Despite the current flooding that has been affecting the central region of Thailand and some parts of Bangkok, other tourist attractions and destinations outside of the central provinces are experiencing normal conditions and continue welcoming visitors. These include Krabi, Phuket and Ko Samui, which are favourite destinations for tourists from Ireland and the UK, as well as Pattaya, Rayong and Hua Hin. Suvarnabhumi International Airport in Bangkok, the main gateway to Thailand, is not affected by the flooding and all flights continue operating as per usual. Provinces in the North, such as, Chiang Mai, Sukhothai and Chiang Rai, are not affected by the flooding in the Central Region.
In the Bangkok Metropolitan Area, the central part of the city where tourists usually visit is not flooded except for some places close to the Chao Phraya River during high tides. Flooding in the Bangkok area is mainly in outlying residential and industrial zones in the city’s north and east, as well on the western side of the Chao Phraya River.
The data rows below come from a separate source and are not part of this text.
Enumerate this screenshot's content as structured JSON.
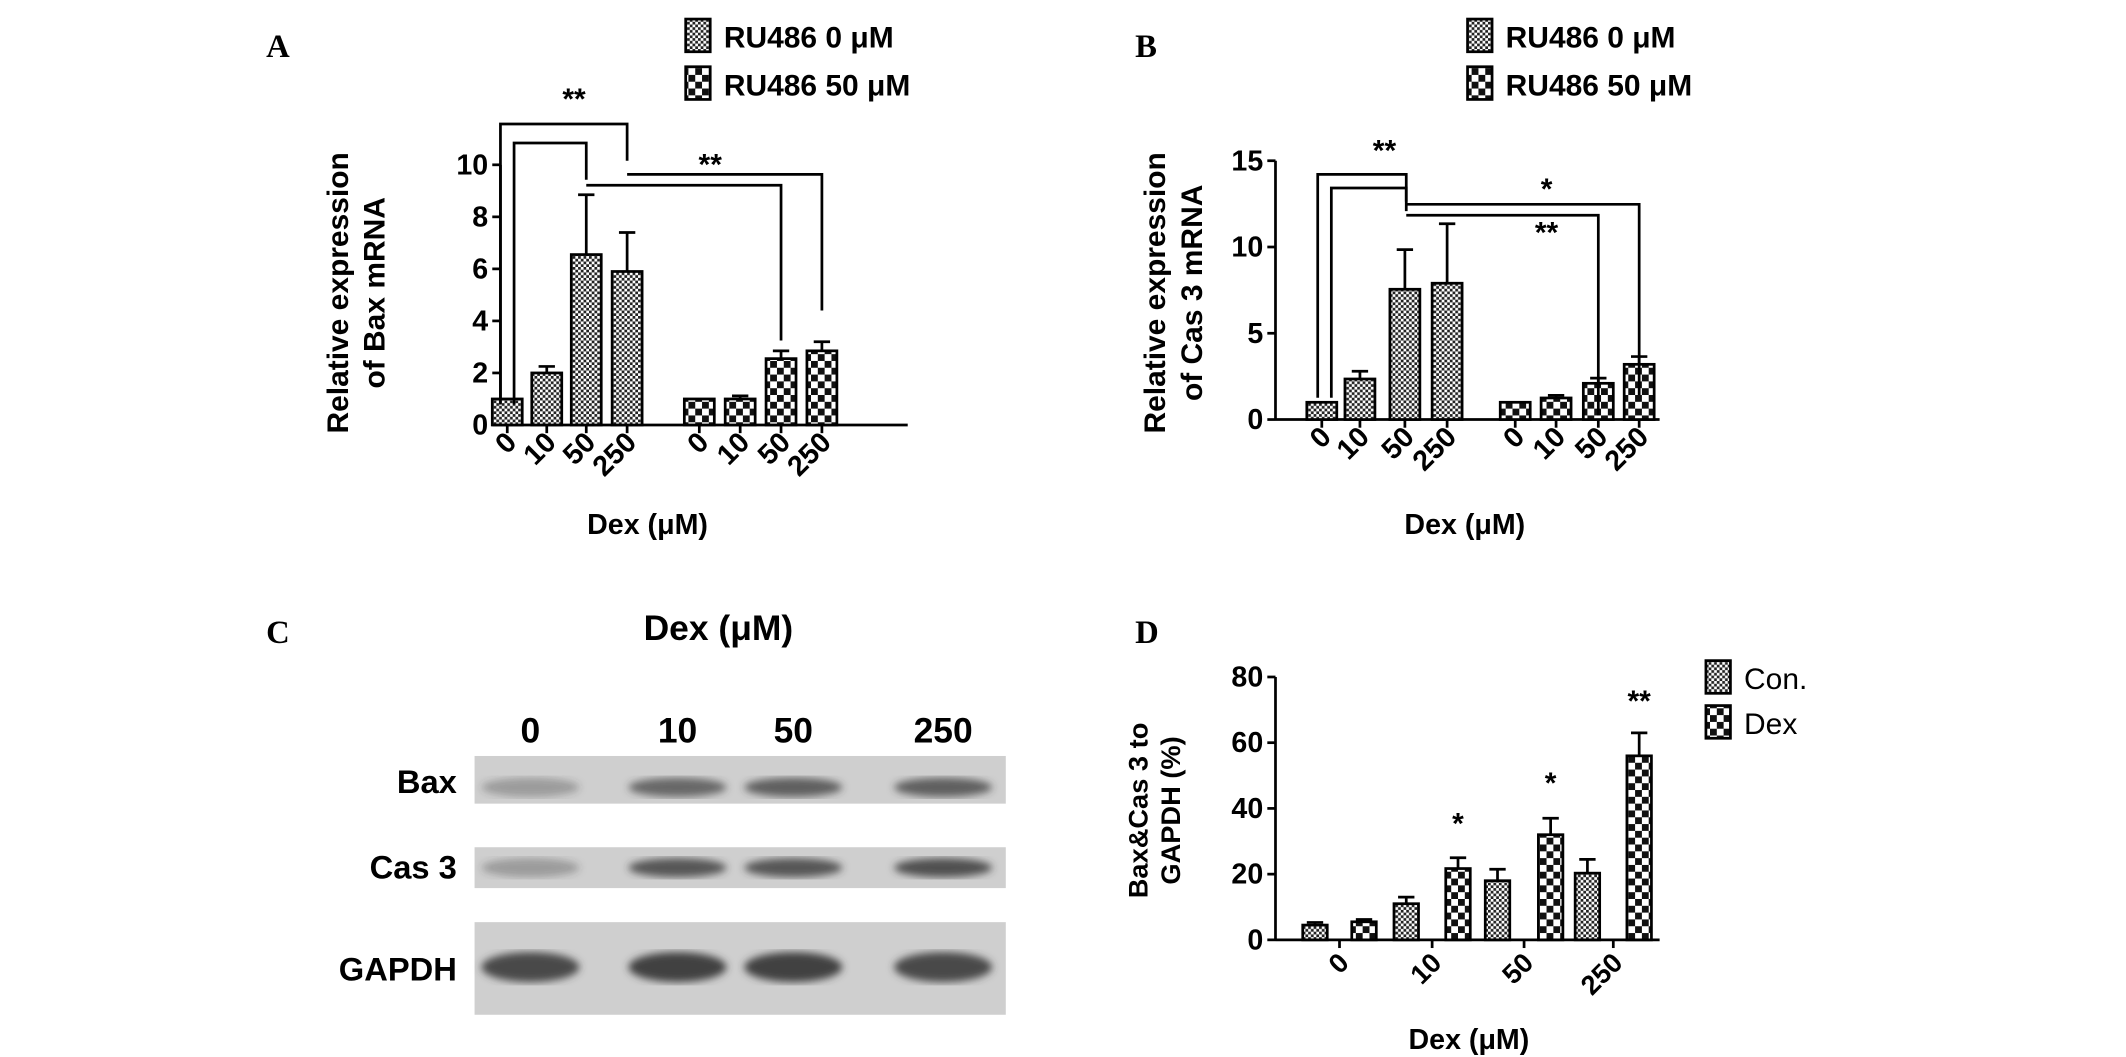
{
  "panels": {
    "A": "A",
    "B": "B",
    "C": "C",
    "D": "D"
  },
  "chart_data": [
    {
      "id": "A",
      "type": "bar",
      "ylabel": [
        "Relative expression",
        "of Bax mRNA"
      ],
      "xlabel": "Dex (μM)",
      "ylim": [
        0,
        10
      ],
      "yticks": [
        0,
        2,
        4,
        6,
        8,
        10
      ],
      "categories": [
        "0",
        "10",
        "50",
        "250"
      ],
      "legend": {
        "placement": "top-right"
      },
      "series": [
        {
          "name": "RU486 0 μM",
          "pattern": "fine-checker",
          "values": [
            1.0,
            2.0,
            6.55,
            5.9
          ],
          "error_upper": [
            1.0,
            2.25,
            8.85,
            7.4
          ]
        },
        {
          "name": "RU486 50 μM",
          "pattern": "coarse-checker",
          "values": [
            1.0,
            1.0,
            2.55,
            2.85
          ],
          "error_upper": [
            1.0,
            1.12,
            2.85,
            3.2
          ]
        }
      ],
      "annotations": [
        "**",
        "**"
      ]
    },
    {
      "id": "B",
      "type": "bar",
      "ylabel": [
        "Relative expression",
        "of Cas 3 mRNA"
      ],
      "xlabel": "Dex (μM)",
      "ylim": [
        0,
        15
      ],
      "yticks": [
        0,
        5,
        10,
        15
      ],
      "categories": [
        "0",
        "10",
        "50",
        "250"
      ],
      "legend": {
        "placement": "top-right"
      },
      "series": [
        {
          "name": "RU486 0 μM",
          "pattern": "fine-checker",
          "values": [
            1.0,
            2.35,
            7.55,
            7.9
          ],
          "error_upper": [
            1.0,
            2.8,
            9.85,
            11.35
          ]
        },
        {
          "name": "RU486 50 μM",
          "pattern": "coarse-checker",
          "values": [
            1.0,
            1.25,
            2.1,
            3.2
          ],
          "error_upper": [
            1.0,
            1.4,
            2.4,
            3.65
          ]
        }
      ],
      "annotations": [
        "**",
        "*",
        "**"
      ]
    },
    {
      "id": "D",
      "type": "bar",
      "ylabel": [
        "Bax&Cas 3 to",
        "GAPDH (%)"
      ],
      "xlabel": "Dex (μM)",
      "ylim": [
        0,
        80
      ],
      "yticks": [
        0,
        20,
        40,
        60,
        80
      ],
      "categories": [
        "0",
        "10",
        "50",
        "250"
      ],
      "legend": {
        "placement": "right"
      },
      "series": [
        {
          "name": "Con.",
          "pattern": "fine-checker",
          "values": [
            4.5,
            11,
            18,
            20.3
          ],
          "error_upper": [
            5.3,
            13,
            21.5,
            24.5
          ]
        },
        {
          "name": "Dex",
          "pattern": "coarse-checker",
          "values": [
            5.5,
            21.7,
            32,
            56
          ],
          "error_upper": [
            6.2,
            25,
            37,
            63
          ]
        }
      ],
      "annotations": [
        "*",
        "*",
        "**"
      ]
    }
  ],
  "blot": {
    "title": "Dex (μM)",
    "lanes": [
      "0",
      "10",
      "50",
      "250"
    ],
    "rows": [
      "Bax",
      "Cas 3",
      "GAPDH"
    ]
  }
}
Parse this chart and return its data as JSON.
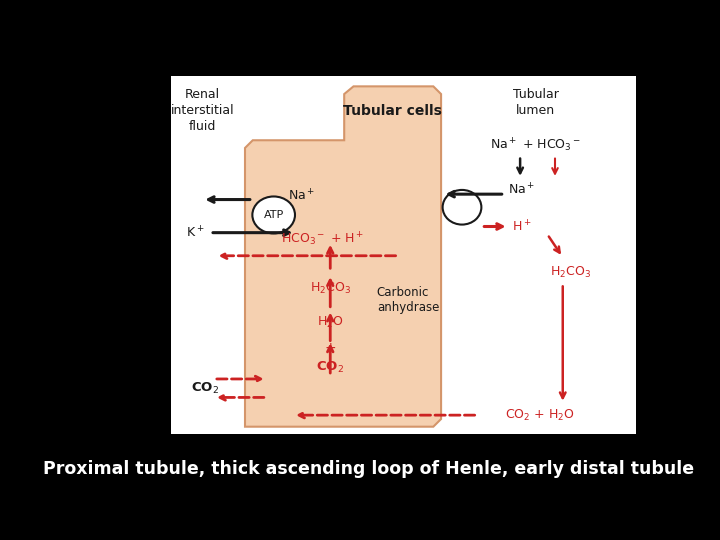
{
  "background_color": "#000000",
  "white_bg": "#ffffff",
  "cell_fill": "#f5d0b0",
  "cell_edge": "#d4956a",
  "caption": "Proximal tubule, thick ascending loop of Henle, early distal tubule",
  "caption_color": "#ffffff",
  "caption_fontsize": 12.5,
  "title_renal": "Renal\ninterstitial\nfluid",
  "title_tubular_cells": "Tubular cells",
  "title_tubular_lumen": "Tubular\nlumen",
  "black": "#1a1a1a",
  "red": "#cc2222",
  "dark_red": "#b81c1c"
}
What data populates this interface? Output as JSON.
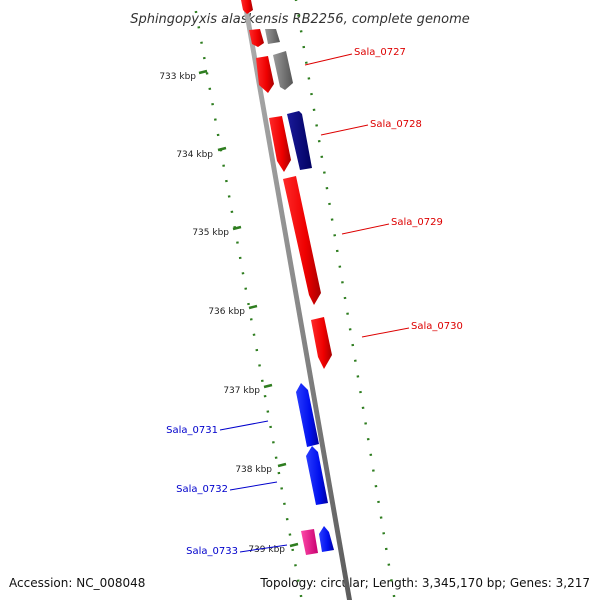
{
  "title": "Sphingopyxis alaskensis RB2256, complete genome",
  "accession": "Accession: NC_008048",
  "summary": "Topology: circular; Length: 3,345,170 bp; Genes: 3,217",
  "colors": {
    "background": "#ffffff",
    "backbone": "#8a8a8a",
    "tick": "#2e7d1f",
    "gene_forward": "#ff0000",
    "gene_reverse": "#0000ff",
    "gene_dark": "#000080",
    "gene_grey": "#7a7a7a",
    "gene_pink": "#ff1493",
    "label_forward": "#dd0000",
    "label_reverse": "#0000cc"
  },
  "ruler_labels": [
    "733 kbp",
    "734 kbp",
    "735 kbp",
    "736 kbp",
    "737 kbp",
    "738 kbp",
    "739 kbp"
  ],
  "gene_labels": [
    {
      "id": "Sala_0727",
      "strand": "forward"
    },
    {
      "id": "Sala_0728",
      "strand": "forward"
    },
    {
      "id": "Sala_0729",
      "strand": "forward"
    },
    {
      "id": "Sala_0730",
      "strand": "forward"
    },
    {
      "id": "Sala_0731",
      "strand": "reverse"
    },
    {
      "id": "Sala_0732",
      "strand": "reverse"
    },
    {
      "id": "Sala_0733",
      "strand": "reverse"
    }
  ]
}
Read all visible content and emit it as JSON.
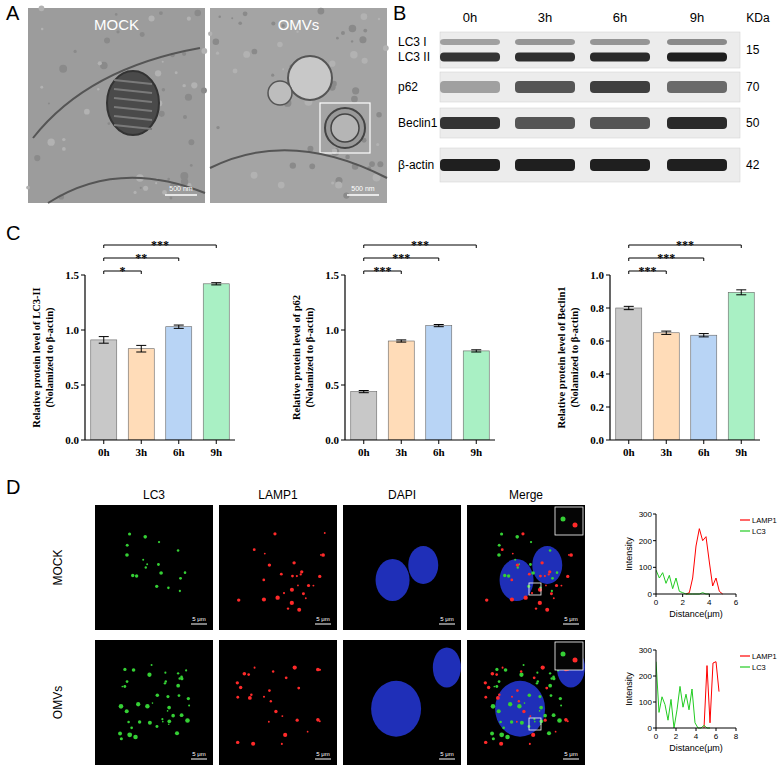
{
  "panels": {
    "A": {
      "letter": "A",
      "images": [
        {
          "label": "MOCK",
          "scale_bar": "500 nm"
        },
        {
          "label": "OMVs",
          "scale_bar": "500 nm"
        }
      ]
    },
    "B": {
      "letter": "B",
      "lanes": [
        "0h",
        "3h",
        "6h",
        "9h"
      ],
      "unit": "KDa",
      "rows": [
        {
          "labels": [
            "LC3 I",
            "LC3 II"
          ],
          "kda": "15"
        },
        {
          "labels": [
            "p62"
          ],
          "kda": "70"
        },
        {
          "labels": [
            "Beclin1"
          ],
          "kda": "50"
        },
        {
          "labels": [
            "β-actin"
          ],
          "kda": "42"
        }
      ]
    },
    "C": {
      "letter": "C"
    },
    "D": {
      "letter": "D",
      "columns": [
        "LC3",
        "LAMP1",
        "DAPI",
        "Merge"
      ],
      "rows": [
        "MOCK",
        "OMVs"
      ],
      "scale_bar": "5 μm"
    }
  },
  "chart_data": [
    {
      "type": "bar",
      "ylabel": "Relative protein level of LC3-II",
      "ylabel_note": "(Nolamized to β-actin)",
      "categories": [
        "0h",
        "3h",
        "6h",
        "9h"
      ],
      "values": [
        0.91,
        0.83,
        1.03,
        1.42
      ],
      "errors": [
        0.03,
        0.03,
        0.015,
        0.01
      ],
      "colors": [
        "#c8c8c8",
        "#ffdcb8",
        "#b8d4f5",
        "#a9f0c4"
      ],
      "ylim": [
        0,
        1.5
      ],
      "yticks": [
        {
          "value": 0,
          "label": "0.0"
        },
        0.5,
        {
          "value": 1,
          "label": "1.0"
        },
        1.5
      ],
      "annotations": [
        {
          "from": "0h",
          "to": "3h",
          "text": "*"
        },
        {
          "from": "0h",
          "to": "6h",
          "text": "**"
        },
        {
          "from": "0h",
          "to": "9h",
          "text": "***"
        }
      ]
    },
    {
      "type": "bar",
      "ylabel": "Relative protein level of p62",
      "ylabel_note": "(Nolamized to β-actin)",
      "categories": [
        "0h",
        "3h",
        "6h",
        "9h"
      ],
      "values": [
        0.44,
        0.9,
        1.04,
        0.81
      ],
      "errors": [
        0.01,
        0.01,
        0.01,
        0.01
      ],
      "colors": [
        "#c8c8c8",
        "#ffdcb8",
        "#b8d4f5",
        "#a9f0c4"
      ],
      "ylim": [
        0,
        1.5
      ],
      "yticks": [
        {
          "value": 0,
          "label": "0.0"
        },
        0.5,
        {
          "value": 1,
          "label": "1.0"
        },
        1.5
      ],
      "annotations": [
        {
          "from": "0h",
          "to": "3h",
          "text": "***"
        },
        {
          "from": "0h",
          "to": "6h",
          "text": "***"
        },
        {
          "from": "0h",
          "to": "9h",
          "text": "***"
        }
      ]
    },
    {
      "type": "bar",
      "ylabel": "Relative protein level of Beclin1",
      "ylabel_note": "(Nolamized to β-actin)",
      "categories": [
        "0h",
        "3h",
        "6h",
        "9h"
      ],
      "values": [
        0.8,
        0.65,
        0.635,
        0.895
      ],
      "errors": [
        0.01,
        0.01,
        0.01,
        0.015
      ],
      "colors": [
        "#c8c8c8",
        "#ffdcb8",
        "#b8d4f5",
        "#a9f0c4"
      ],
      "ylim": [
        0,
        1.0
      ],
      "yticks": [
        {
          "value": 0,
          "label": "0.0"
        },
        0.2,
        0.4,
        0.6,
        0.8,
        {
          "value": 1,
          "label": "1.0"
        }
      ],
      "annotations": [
        {
          "from": "0h",
          "to": "3h",
          "text": "***"
        },
        {
          "from": "0h",
          "to": "6h",
          "text": "***"
        },
        {
          "from": "0h",
          "to": "9h",
          "text": "***"
        }
      ]
    },
    {
      "type": "line",
      "xlabel": "Distance(μm)",
      "ylabel": "Intensity",
      "x": [
        0,
        0.25,
        0.5,
        0.75,
        1,
        1.25,
        1.5,
        1.75,
        2,
        2.25,
        2.5,
        2.75,
        3,
        3.25,
        3.5,
        3.75,
        4,
        4.25,
        4.5,
        4.75,
        5
      ],
      "series": [
        {
          "name": "LAMP1",
          "color": "#ff0000",
          "values": [
            null,
            null,
            null,
            null,
            null,
            null,
            null,
            null,
            null,
            0,
            5,
            60,
            180,
            245,
            200,
            215,
            120,
            30,
            60,
            10,
            0
          ]
        },
        {
          "name": "LC3",
          "color": "#22cc22",
          "values": [
            90,
            60,
            80,
            40,
            70,
            20,
            60,
            10,
            5,
            0,
            0,
            0,
            0,
            0,
            5,
            0,
            0,
            null,
            null,
            null,
            null
          ]
        }
      ],
      "xlim": [
        0,
        6
      ],
      "xticks": [
        0,
        2,
        4,
        6
      ],
      "ylim": [
        0,
        300
      ],
      "yticks": [
        0,
        100,
        200,
        300
      ],
      "legend": "right"
    },
    {
      "type": "line",
      "xlabel": "Distance(μm)",
      "ylabel": "Intensity",
      "x": [
        0,
        0.3,
        0.6,
        0.9,
        1.2,
        1.5,
        1.8,
        2.1,
        2.4,
        2.7,
        3,
        3.3,
        3.6,
        3.9,
        4.2,
        4.5,
        4.8,
        5.1,
        5.4,
        5.7,
        6,
        6.3
      ],
      "series": [
        {
          "name": "LAMP1",
          "color": "#ff0000",
          "values": [
            null,
            null,
            null,
            null,
            null,
            null,
            null,
            null,
            null,
            null,
            null,
            null,
            null,
            null,
            null,
            null,
            0,
            240,
            20,
            250,
            255,
            140
          ]
        },
        {
          "name": "LC3",
          "color": "#22cc22",
          "values": [
            255,
            60,
            120,
            90,
            30,
            110,
            0,
            70,
            160,
            80,
            130,
            70,
            150,
            20,
            0,
            0,
            10,
            0,
            0,
            null,
            null,
            null
          ]
        }
      ],
      "xlim": [
        0,
        8
      ],
      "xticks": [
        0,
        2,
        4,
        6,
        8
      ],
      "ylim": [
        0,
        300
      ],
      "yticks": [
        0,
        100,
        200,
        300
      ],
      "legend": "right"
    }
  ]
}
Suvarnabhumi Airport, which has considerable water management and flood prevention measures, serves over 800 flights per day. There were more than 958,000 international visitor arrivals at Suvarnabhumi Airport during October 2011. Connecting flights to other airports within Thailand are operating normally.
Travellers from Ireland and the UK can also fly directly to the Chiang Mai and Phuket International Airports, which serve the north and south of Thailand. In October 2011, the number of tourist arrivals at Phuket was up almost 28% compared to the same period last year.
“At Tourism Authority of Thailand, our hearts go out to all the Thai people affected by the inundation,” said Juthaporn Rerngronasa, TAT’s Deputy Governor for International Marketing, (Europe, Africa, Middle East and the Americas). “All Thais are pulling together to help each other and the country has received generous support from many countries. With the flood waters now receding in the northern provinces, the areas worst affected by the flooding in the central provinces are expected to be clear within the near future.”
As the flooding has mainly affected Thailand’s agricultural and industrial sectors, tourism will play an important role in sustaining the country’s economy, providing employment and contributing to Thailand’s recovery.
Thai tourism has proven to be very resilient in the past, recovering quickly when faced with difficult times. The TAT aims to ensure that travellers from Ireland and the UK understand the current flooding situation has not involved most of Thailand’s tourism attractions and destinations, so they can still visit the Kingdom for their holidays.
“The TAT hopes that more travellers from Ireland and the UK will visit Thailand, especially those who plan to come during the high season. They will enjoy all the country has to offer while making an important contribution to the Thai economy, especially in terms of supporting jobs in the tourism sector that generate income to help thousands of Thai families to get back on their feet,” said Mrs. Juthaporn.
Martin Craigs, Chief Executive of the Pacific Asia Travel Association, based in Bangkok but serving travel and tourism industry throughout the Asia and Pacific region, said: “I have been alarmed by the economic collateral damage done to Thai and Mekong Delta tourism by the narrow focus of some international reporting. As the facts presented by TAT show, Thailand is open for tourism and is warmly welcoming visitors from around the world.”
The Royal Thai Government has a revival plan to ensure a quick recovery and for the country to return to normalcy. For the tourism sector, the Government, along with the private sector, NGOs, and people from all walks of life will work closely together to recover and regain international confidence.